What if you went to your favorite apparel store, entered your Instagram handle at checkout, and the store’s order management system could message you truly customized discounts, deals, and special offers based on in-store purchase history and Instagram likes?

Finally – many companies open up their social media comments to customers, who sometimes use them to deliver positive feedback, but more commonly use them to report customer support issues. Companies often employ support reps to monitor these channels and follow up manually with each disgruntled customer.

What if your ERP system could link each Facebook comment back to your customer database, and set automatic follow-ups to your Support team? Even better, what if your ERP could find prospects complaining on competitors’ pages, find their company info on LinkedIn, and send your sales team alerts to follow up?

A Thoughtful Approach to the Adoption of Social Elements

The potential of social media adoption to enhance collaborative and communication capabilities is substantial, if executed correctly. Gartner predicts that 50 percent of large organizations will have internal Facebook-like social networks by the end of 2016, and 30 percent of these social networks will be considered as essential to business productivity as email and telephones.

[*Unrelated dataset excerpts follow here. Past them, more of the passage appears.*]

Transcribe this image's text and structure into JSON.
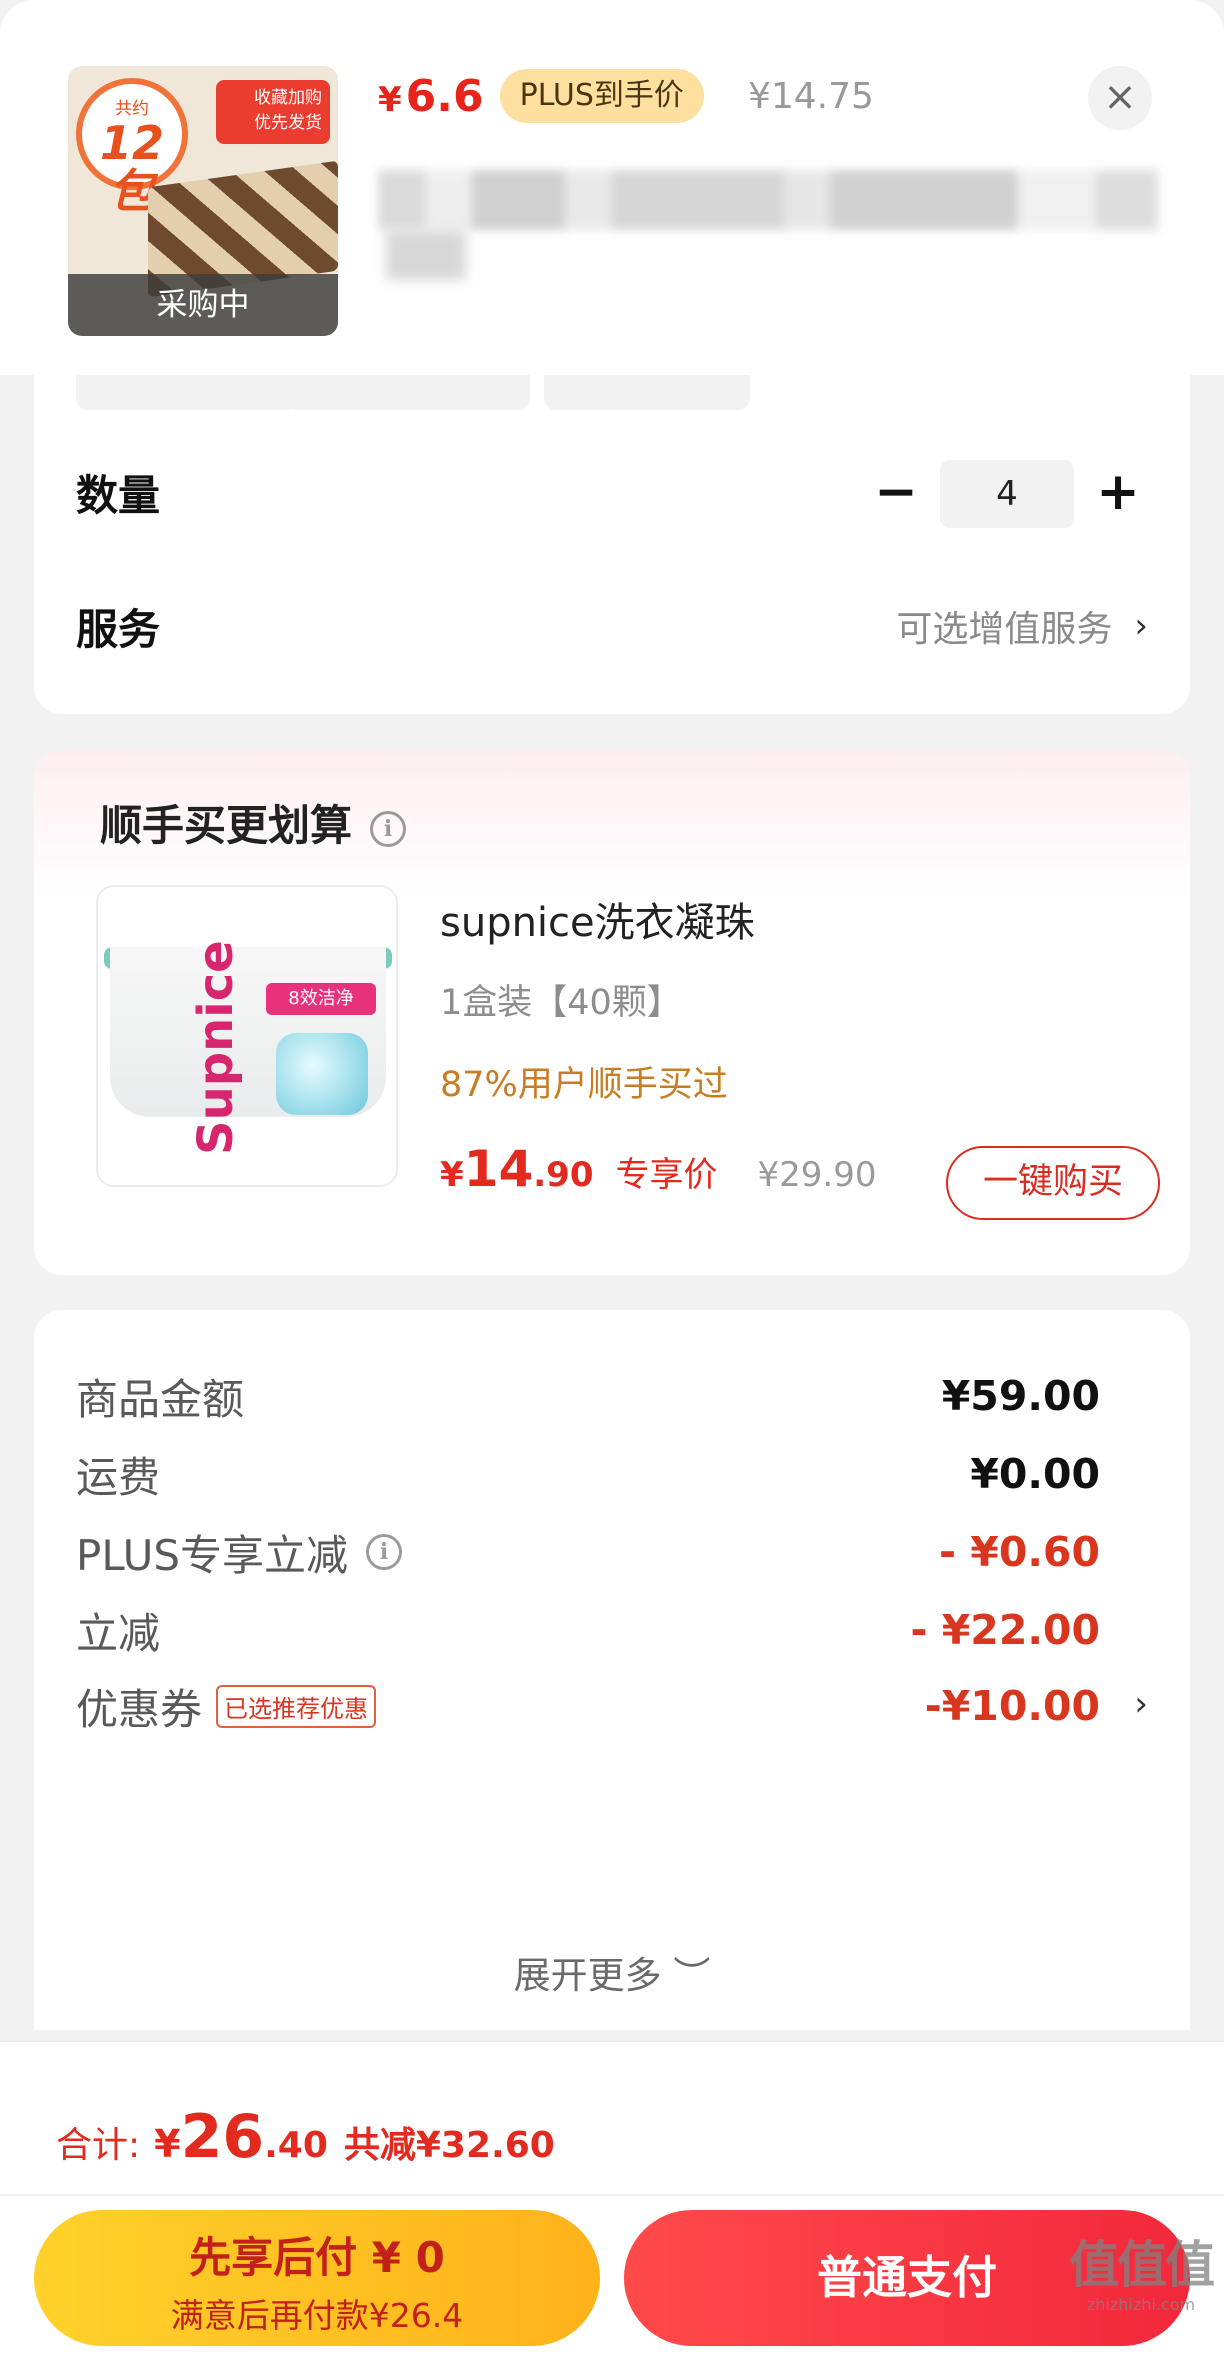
{
  "product": {
    "thumb_badge_small": "共约",
    "thumb_badge_big": "12包",
    "thumb_promo": "收藏加购\n优先发货",
    "status": "采购中",
    "currency": "¥",
    "price": "6.6",
    "plus_tag": "PLUS到手价",
    "original_price": "¥14.75",
    "close_icon": "×"
  },
  "options": {
    "quantity_label": "数量",
    "quantity_value": "4",
    "minus": "−",
    "plus": "+",
    "service_label": "服务",
    "service_link": "可选增值服务",
    "chevron": "›"
  },
  "addon": {
    "title": "顺手买更划算",
    "info_icon": "i",
    "image_logo": "Supnice",
    "image_tag": "8效洁净",
    "name": "supnice洗衣凝珠",
    "spec": "1盒装【40颗】",
    "popularity": "87%用户顺手买过",
    "price_currency": "¥",
    "price_int": "14",
    "price_dec": ".90",
    "price_tag": "专享价",
    "original_price": "¥29.90",
    "buy_button": "一键购买"
  },
  "breakdown": {
    "items": [
      {
        "label": "商品金额",
        "value": "¥59.00"
      },
      {
        "label": "运费",
        "value": "¥0.00"
      },
      {
        "label": "PLUS专享立减",
        "value": "- ¥0.60"
      },
      {
        "label": "立减",
        "value": "- ¥22.00"
      },
      {
        "label": "优惠券",
        "value": "-¥10.00"
      }
    ],
    "coupon_tag": "已选推荐优惠",
    "expand": "展开更多 ︶"
  },
  "footer": {
    "total_label": "合计:",
    "total_currency": "¥",
    "total_int": "26",
    "total_dec": ".40",
    "total_saved": "共减¥32.60",
    "later_title": "先享后付 ¥ 0",
    "later_sub": "满意后再付款¥26.4",
    "pay_button": "普通支付"
  },
  "watermark": {
    "logo": "值值值",
    "url": "zhizhizhi.com"
  },
  "colors": {
    "accent_red": "#e22a1e",
    "plus_gold": "#fde0a0",
    "later_yellow": "#ffc21f",
    "pay_red": "#f2283b",
    "popularity_orange": "#c97d23"
  }
}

It’s common for companies to move quickly on an investment in social media and social network platforms without properly thinking through their adoption strategy. Companies move quickly on social network purchases for two reasons – the first being that the cost and implementation time of social media platforms relative to a purchase like an ERP system are low, and the second being that social networks are seen as a way for a company to relate to the working style of millennial employees, who grew up using social platforms. Hasty purchasing decisions sometimes result in organizations implementing multiple collaborative solutions – with each department of the company using a different platform of choice – and end up with a hairball of social media solutions each with low adoption, poor engagement, and low enthusiasm.

As stated by Gartner, social initiatives differ from traditional ERP deployments in that workers engage with social media platforms in a “pull” approach, as opposed to traditional business software deployments that are “pushed” onto employees. The “pull” approach – or any approach where an employee has to opt-in – rarely sees 100% adoption amongst a workforce. However, given that traditional ERP systems are deployed internally with a “push” approach, an integrated social media platform would automatically be adopted by all ERP end users, ensuring maximum employee utilization and uniformity.

If integrating collaborative tools with your ERP is not an option, instead consider subscribing to a social platform that offers multiple functions – for example, wiki pages, chat, and a social feed – instead of multiple point solutions each specializing in one social function. Similar to the headache solved when selecting a suite in place of point solutions to manage core business functions, a single social platform will unify intercompany communications and ensure company-wide platform adoption.

Social Platforms and Roadmap Wrap-Up

For years, organizations have been adopting external social media tools to increase collaboration between internal stakeholders and customers. To achieve maximum returns on productivity from social networks, employers should consider purchasing social media tools that integrate directly with their core business software – and ERP vendors should beef up their current integrated social offerings. A simple way for ERP developers to make social media integration purposeful and effective is to embed, at a minimum, conversation feeds and activity feeds into their ERP applications.

Social media and ERP integration as deep as outlined in the use cases above may not hit the software scene for years – but your vendor’s roadmap for social integration is something to consider when making your next ERP investment.

How important is ERP and social platform integration to you?